Ils avaient sacrifié leur printemps, nous devions tout faire pour ne pas sacrifier leur avenir : la CPME Paris Ile-de-France se félicite du plan massif pour l’emploi des jeunes présenté par le Gouvernement.

Paris, le jeudi 23 juillet 2020

Alors que 7 à 800 000 jeunes sont attendus en septembre sur le marché du travail dans un contexte de grave crise économique impactant les TPE-PME franciliennes, la CPME Paris Île-de-France se félicite du plan massif pour l’emploi des jeunes présenté par le Gouvernement le 23 juillet.

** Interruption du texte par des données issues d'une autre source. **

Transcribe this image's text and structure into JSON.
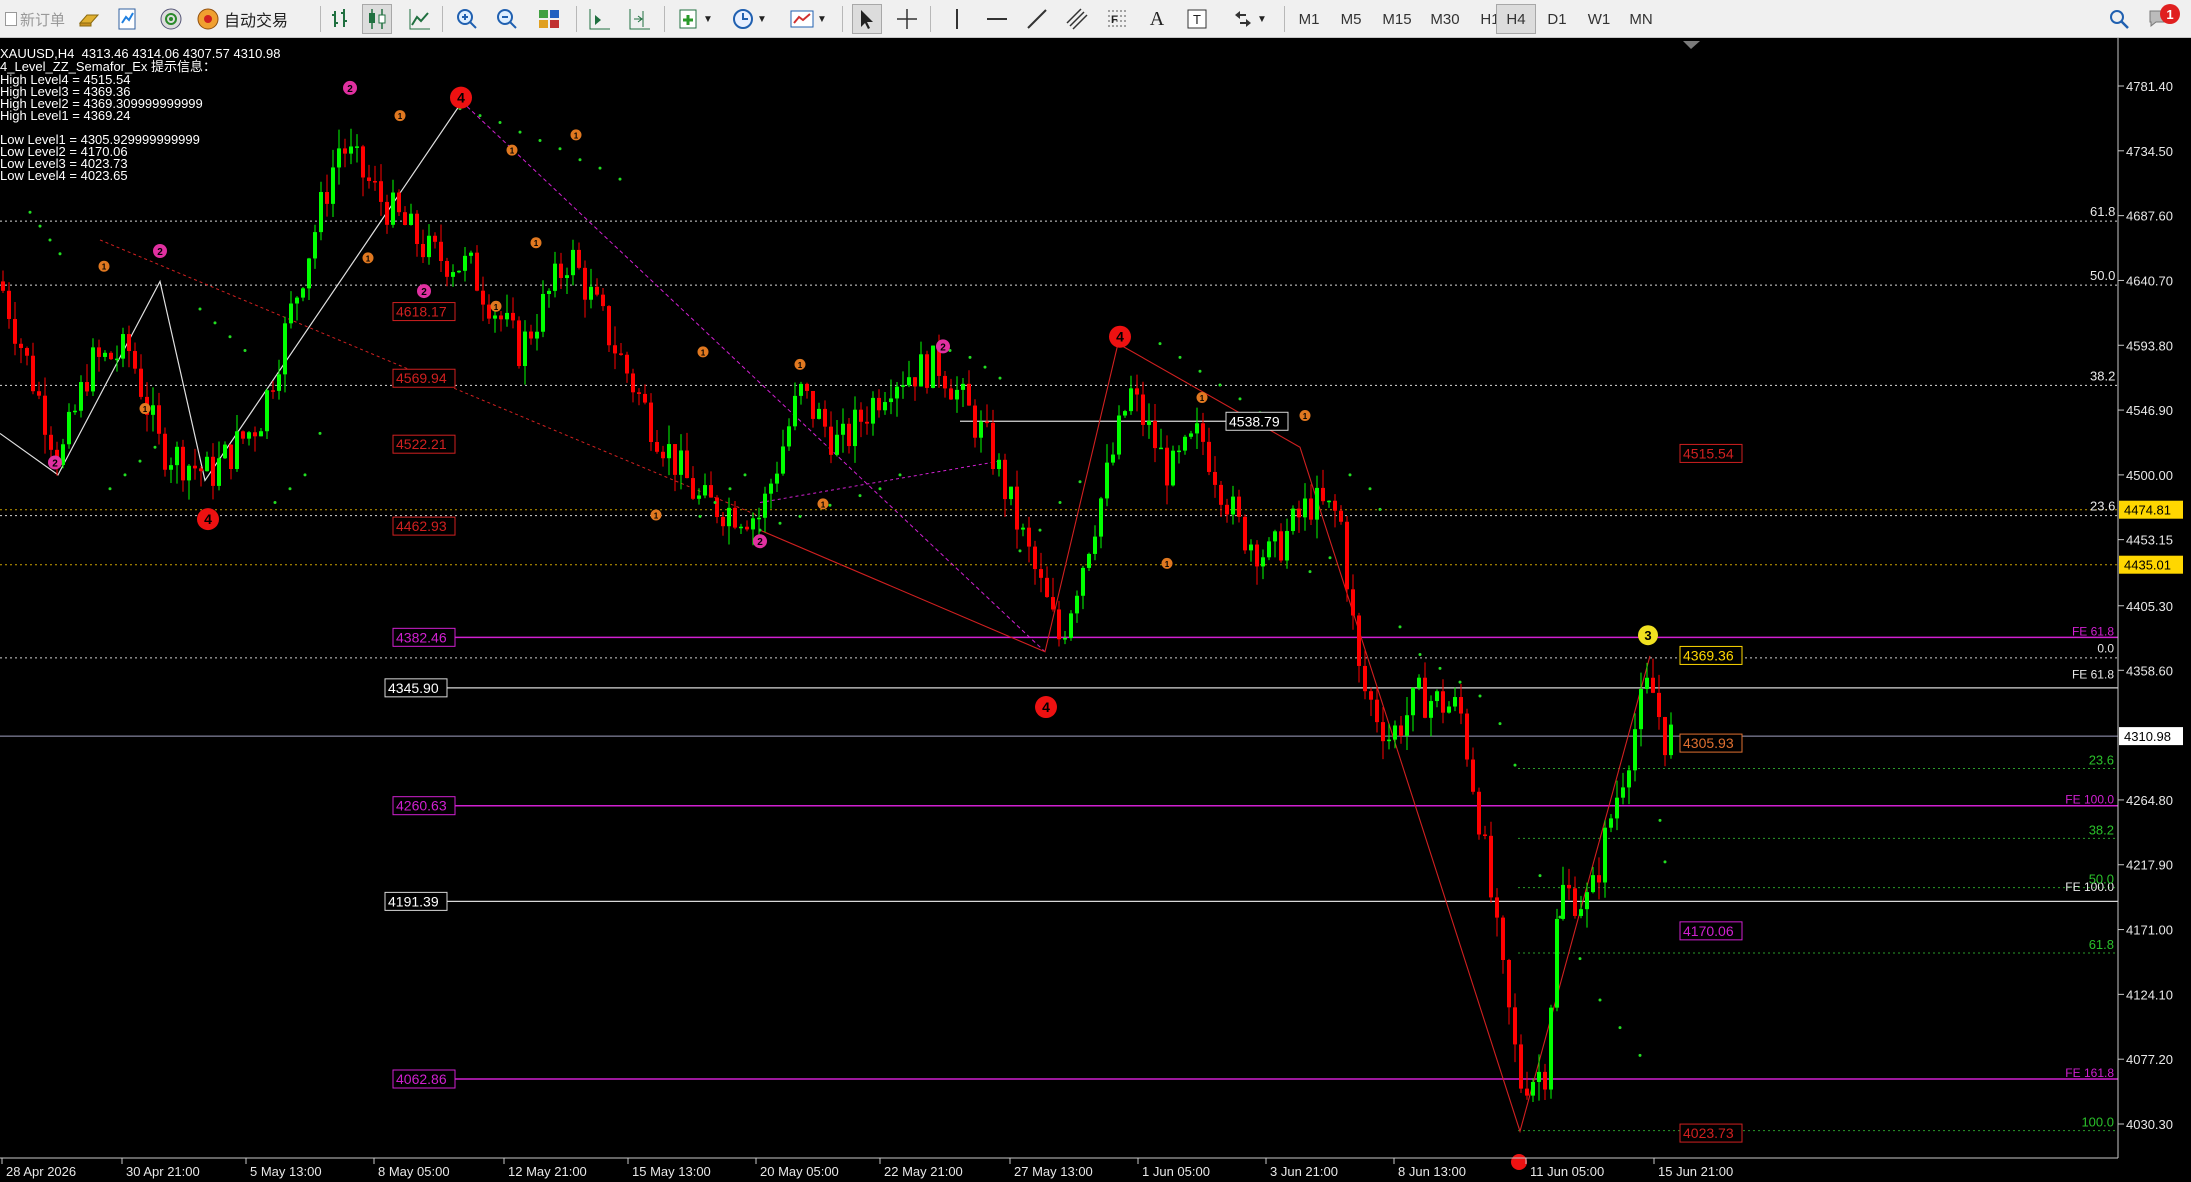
{
  "toolbar": {
    "new_order_label": "新订单",
    "auto_trade_label": "自动交易",
    "timeframes": [
      "M1",
      "M5",
      "M15",
      "M30",
      "H1",
      "H4",
      "D1",
      "W1",
      "MN"
    ],
    "active_timeframe": "H4",
    "notification_count": "1"
  },
  "info_panel": {
    "header": "XAUUSD,H4  4313.46 4314.06 4307.57 4310.98",
    "indicator": "4_Level_ZZ_Semafor_Ex 提示信息：",
    "high_levels": [
      "High Level4 = 4515.54",
      "High Level3 = 4369.36",
      "High Level2 = 4369.309999999999",
      "High Level1 = 4369.24"
    ],
    "low_levels": [
      "Low Level1 = 4305.929999999999",
      "Low Level2 = 4170.06",
      "Low Level3 = 4023.73",
      "Low Level4 = 4023.65"
    ]
  },
  "price_axis": {
    "labels": [
      "4781.40",
      "4734.50",
      "4687.60",
      "4640.70",
      "4593.80",
      "4546.90",
      "4500.00",
      "4453.15",
      "4405.30",
      "4358.60",
      "4264.80",
      "4217.90",
      "4171.00",
      "4124.10",
      "4077.20",
      "4030.30"
    ],
    "current_price": "4310.98",
    "yellow_tags": [
      "4474.81",
      "4435.01"
    ]
  },
  "time_axis": {
    "labels": [
      "28 Apr 2026",
      "30 Apr 21:00",
      "5 May 13:00",
      "8 May 05:00",
      "12 May 21:00",
      "15 May 13:00",
      "20 May 05:00",
      "22 May 21:00",
      "27 May 13:00",
      "1 Jun 05:00",
      "3 Jun 21:00",
      "8 Jun 13:00",
      "11 Jun 05:00",
      "15 Jun 21:00"
    ]
  },
  "fib_levels": {
    "left_labels": [
      "4618.17",
      "4569.94",
      "4522.21",
      "4462.93",
      "4382.46",
      "4260.63",
      "4062.86"
    ],
    "white_boxes": [
      "4345.90",
      "4191.39",
      "4538.79"
    ],
    "right_grid_labels": [
      "61.8",
      "50.0",
      "38.2",
      "23.6"
    ],
    "fe_labels": [
      "FE 61.8",
      "0.0",
      "FE 61.8",
      "FE 100.0",
      "FE 100.0",
      "FE 161.8"
    ],
    "green_labels": [
      "23.6",
      "38.2",
      "50.0",
      "61.8",
      "100.0"
    ],
    "semafor_price_tags": [
      "4515.54",
      "4369.36",
      "4305.93",
      "4170.06",
      "4023.73"
    ]
  },
  "semafor_marks": {
    "level4": [
      "4",
      "4",
      "4",
      "4"
    ],
    "level3": [
      "3"
    ],
    "level2": [
      "2",
      "2",
      "2",
      "2",
      "2",
      "2"
    ],
    "level1": [
      "1",
      "1",
      "1",
      "1",
      "1",
      "1",
      "1",
      "1",
      "1",
      "1",
      "1",
      "1",
      "1",
      "1",
      "1"
    ]
  },
  "colors": {
    "bull": "#00ff00",
    "bear": "#ff0000",
    "fib_magenta": "#d020d0",
    "level_red": "#d02020",
    "tag_yellow": "#ffd700"
  }
}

“Ils avaient sacrifié leur printemps et se retrouvent avec une perspective professionnelle bouchée : à notre tour, nous devions donc tout faire pour ne pas sacrifier leur avenir en lançant un véritable plan Marshall !” estime Bernard COHEN-HADAD , président de la CPME Paris Ile-de-France.

Parmi les mesures de ce plan de 6,5 milliards d’€ sur 2020-2021, la CPME Paris Île-de-France considère que les aides au recrutement en contrat d’apprentissage et de professionnalisation (5 000 € pour un apprenti ou un contrat de professionnalisation de moins de 18 ans, 8 000 € pour un majeur)
ou en contrat de travail classique (1 000 € par trimestre pendant 1 an maximum pour tout jeune de moins de 25 ans recruté entre août 2020 et janvier 2021 sur un contrat d’au moins 3 mois jusqu’à 2 Smic) seront tout particulièrement utiles pour les TPE-PME franciliennes qui, du fait des difficultés qu’elles rencontrent, peinent à maintenir leurs efforts pour le développement de l’apprentissage et de l’emploi des jeunes.

Auteur d’un récent rapport du Conseil économique, social et environnemental régional d’Île-de-France (Ceser IDF) intitulé “Egalité pour une citoyenneté active des jeunesses d’Île-de-France”, Bernard COHEN-HADAD tient à rappeler :

  • une généralité française : “Les jeunes sont plus facilement précarisés que le reste de la population , peinent à s’insérer dans l’emploi et vivaient déjà sous le seuil de pauvreté pour 20% d’entre eux avant la crise” ;
  • une particularité francilienne : “La jeunesse francilienne est tout particulièrement hétérogène avec de profondes inégalités territoriales et sociales, des écarts très marqués dans l’accès à l’emploi, à la formation ou encore au logement, entre une jeunesse scolarisée ou en activité et une jeunesse pas ou peu diplômée, non-insérée, qui s’expose à un risque d’exclusion sociale”.